Normally, a client asks the architect for an estimate of the construction time for the project. The client can then incorporate this estimate in the overall development schedule.
The contractor should prepare a detailed construction schedule for use in administering the work of subcontractors and the contractors own forces. The contractor should be requested to submit the schedule to the architect and the client within 30 days of contract award. The schedule will also form the basis for the contractors development of a shop drawing schedule.
A construction schedule can consist simply of a bar chart for each item of work or a breakdown for the major trades on the project. Alternatively, the schedule can be highly detailed; for example, a critical-path-method (CPM) schedule. This is recommended for large projects for monitoring the critical-path item at any point in time, since the critical path can change, depending on actual construction conditions.
The contractor should monitor and update the schedule monthly during the construction phase so that the anticipated completion and move-in date can be verified or adjusted. If the completion date cannot be adjusted and the schedule appears to be of concern, more work time (overtime) may be required to maintain the nonadjusted schedule. This could have an impact on cost, depending on how the client-contract agreement was structured.

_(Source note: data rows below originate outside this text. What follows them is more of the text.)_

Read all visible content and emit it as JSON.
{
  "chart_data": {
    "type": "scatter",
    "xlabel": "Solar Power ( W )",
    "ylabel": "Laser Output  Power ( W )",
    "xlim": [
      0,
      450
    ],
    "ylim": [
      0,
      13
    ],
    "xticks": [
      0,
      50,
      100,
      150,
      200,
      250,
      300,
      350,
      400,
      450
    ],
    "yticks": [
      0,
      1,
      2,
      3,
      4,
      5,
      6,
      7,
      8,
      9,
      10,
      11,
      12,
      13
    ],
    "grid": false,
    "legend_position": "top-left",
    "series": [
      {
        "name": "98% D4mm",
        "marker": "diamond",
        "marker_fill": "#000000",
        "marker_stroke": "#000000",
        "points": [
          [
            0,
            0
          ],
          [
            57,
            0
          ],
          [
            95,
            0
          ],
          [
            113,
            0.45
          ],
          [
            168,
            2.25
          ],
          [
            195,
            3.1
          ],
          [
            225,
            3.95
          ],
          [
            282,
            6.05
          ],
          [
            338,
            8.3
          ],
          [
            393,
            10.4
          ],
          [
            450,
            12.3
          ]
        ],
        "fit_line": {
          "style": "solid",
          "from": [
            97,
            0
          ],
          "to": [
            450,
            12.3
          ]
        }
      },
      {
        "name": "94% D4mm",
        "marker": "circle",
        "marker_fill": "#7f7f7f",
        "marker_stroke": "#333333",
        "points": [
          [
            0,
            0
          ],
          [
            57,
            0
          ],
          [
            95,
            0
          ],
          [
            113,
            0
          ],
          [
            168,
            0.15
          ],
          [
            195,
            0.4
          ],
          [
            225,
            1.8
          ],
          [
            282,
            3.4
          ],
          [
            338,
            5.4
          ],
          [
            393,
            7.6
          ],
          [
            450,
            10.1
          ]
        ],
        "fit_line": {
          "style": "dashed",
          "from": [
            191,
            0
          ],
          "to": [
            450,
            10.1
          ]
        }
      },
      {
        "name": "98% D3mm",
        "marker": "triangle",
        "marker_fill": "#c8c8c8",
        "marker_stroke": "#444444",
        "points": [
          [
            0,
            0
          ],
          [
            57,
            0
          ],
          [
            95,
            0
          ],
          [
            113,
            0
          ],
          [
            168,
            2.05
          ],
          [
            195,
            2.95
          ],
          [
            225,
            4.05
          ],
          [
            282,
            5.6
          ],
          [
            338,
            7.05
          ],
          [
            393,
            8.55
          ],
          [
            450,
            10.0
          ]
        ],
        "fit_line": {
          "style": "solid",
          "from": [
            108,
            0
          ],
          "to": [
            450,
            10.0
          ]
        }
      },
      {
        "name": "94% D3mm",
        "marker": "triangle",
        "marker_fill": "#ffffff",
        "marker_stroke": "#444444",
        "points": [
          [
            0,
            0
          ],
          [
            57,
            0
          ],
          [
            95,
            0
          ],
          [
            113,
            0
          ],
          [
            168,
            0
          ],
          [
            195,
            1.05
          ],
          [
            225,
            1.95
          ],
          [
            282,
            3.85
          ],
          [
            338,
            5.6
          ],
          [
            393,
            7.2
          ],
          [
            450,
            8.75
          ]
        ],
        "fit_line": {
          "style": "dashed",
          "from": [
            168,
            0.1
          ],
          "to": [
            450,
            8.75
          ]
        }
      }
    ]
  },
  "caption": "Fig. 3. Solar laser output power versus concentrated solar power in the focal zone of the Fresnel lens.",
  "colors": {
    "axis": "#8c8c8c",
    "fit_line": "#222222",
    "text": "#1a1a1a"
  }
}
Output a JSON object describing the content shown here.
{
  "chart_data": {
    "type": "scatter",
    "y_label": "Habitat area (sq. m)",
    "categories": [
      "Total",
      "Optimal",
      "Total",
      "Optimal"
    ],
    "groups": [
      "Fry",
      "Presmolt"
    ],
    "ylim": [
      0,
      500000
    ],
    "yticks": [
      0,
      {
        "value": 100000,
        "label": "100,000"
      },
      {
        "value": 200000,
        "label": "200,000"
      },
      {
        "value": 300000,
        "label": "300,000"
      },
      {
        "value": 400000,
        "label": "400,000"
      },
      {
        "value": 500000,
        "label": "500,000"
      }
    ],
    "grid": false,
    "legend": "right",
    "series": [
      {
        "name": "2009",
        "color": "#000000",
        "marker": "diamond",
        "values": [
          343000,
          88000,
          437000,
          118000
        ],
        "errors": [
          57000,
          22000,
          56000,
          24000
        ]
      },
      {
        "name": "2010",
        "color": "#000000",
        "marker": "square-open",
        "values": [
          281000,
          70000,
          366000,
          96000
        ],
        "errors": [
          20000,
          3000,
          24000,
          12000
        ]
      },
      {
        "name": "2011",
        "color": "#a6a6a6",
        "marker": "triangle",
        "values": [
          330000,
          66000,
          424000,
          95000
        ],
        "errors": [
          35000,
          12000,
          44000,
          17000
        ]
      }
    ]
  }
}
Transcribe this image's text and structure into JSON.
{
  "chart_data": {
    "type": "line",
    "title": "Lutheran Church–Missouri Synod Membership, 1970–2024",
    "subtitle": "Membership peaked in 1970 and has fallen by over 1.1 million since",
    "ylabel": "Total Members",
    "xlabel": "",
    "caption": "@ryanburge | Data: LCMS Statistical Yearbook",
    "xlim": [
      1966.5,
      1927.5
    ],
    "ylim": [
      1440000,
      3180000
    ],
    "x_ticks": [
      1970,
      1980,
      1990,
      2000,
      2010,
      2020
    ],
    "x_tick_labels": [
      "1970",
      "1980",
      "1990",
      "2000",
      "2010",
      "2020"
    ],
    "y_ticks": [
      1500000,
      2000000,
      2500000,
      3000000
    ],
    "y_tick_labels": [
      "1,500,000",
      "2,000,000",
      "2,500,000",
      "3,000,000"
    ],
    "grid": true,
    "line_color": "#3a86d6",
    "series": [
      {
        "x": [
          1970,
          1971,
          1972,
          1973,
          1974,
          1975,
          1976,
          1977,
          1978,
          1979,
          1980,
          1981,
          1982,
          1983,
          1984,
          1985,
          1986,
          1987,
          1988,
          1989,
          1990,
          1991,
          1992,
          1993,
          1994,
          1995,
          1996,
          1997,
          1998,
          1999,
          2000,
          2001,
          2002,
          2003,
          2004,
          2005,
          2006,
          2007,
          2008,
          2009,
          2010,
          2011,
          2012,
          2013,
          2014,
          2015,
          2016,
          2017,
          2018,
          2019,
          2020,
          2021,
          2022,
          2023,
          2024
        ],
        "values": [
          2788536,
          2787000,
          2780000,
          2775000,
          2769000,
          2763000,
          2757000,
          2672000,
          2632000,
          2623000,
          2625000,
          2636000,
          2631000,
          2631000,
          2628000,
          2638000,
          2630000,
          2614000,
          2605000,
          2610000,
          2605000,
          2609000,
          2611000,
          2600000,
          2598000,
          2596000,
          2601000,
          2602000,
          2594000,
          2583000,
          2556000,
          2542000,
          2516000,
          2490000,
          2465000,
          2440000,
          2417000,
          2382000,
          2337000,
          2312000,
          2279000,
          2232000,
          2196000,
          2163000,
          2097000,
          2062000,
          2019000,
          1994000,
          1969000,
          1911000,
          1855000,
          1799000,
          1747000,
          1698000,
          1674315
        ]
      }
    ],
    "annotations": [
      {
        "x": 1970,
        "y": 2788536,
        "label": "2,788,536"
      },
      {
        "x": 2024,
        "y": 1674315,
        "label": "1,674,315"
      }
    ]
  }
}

The construction schedule is an extremely meaningful tool in monitoring the construction process. It can assist the architects ongoing role in quality control during the construction phase, when the management of the building process is transferred to, and becomes the responsibility of, the contractor. The schedule also is a meaningful tool for use by all trades involved in the building process. The schedule affects trades in different ways, depending on the size of the labor force, availability of material and personnel hoisting equipment, access to the work, coordination of subcontractors work with material suppliers, material testing agencies involved, preparation of mock-ups, shop-drawing submittals, and general overall construction coordination issues.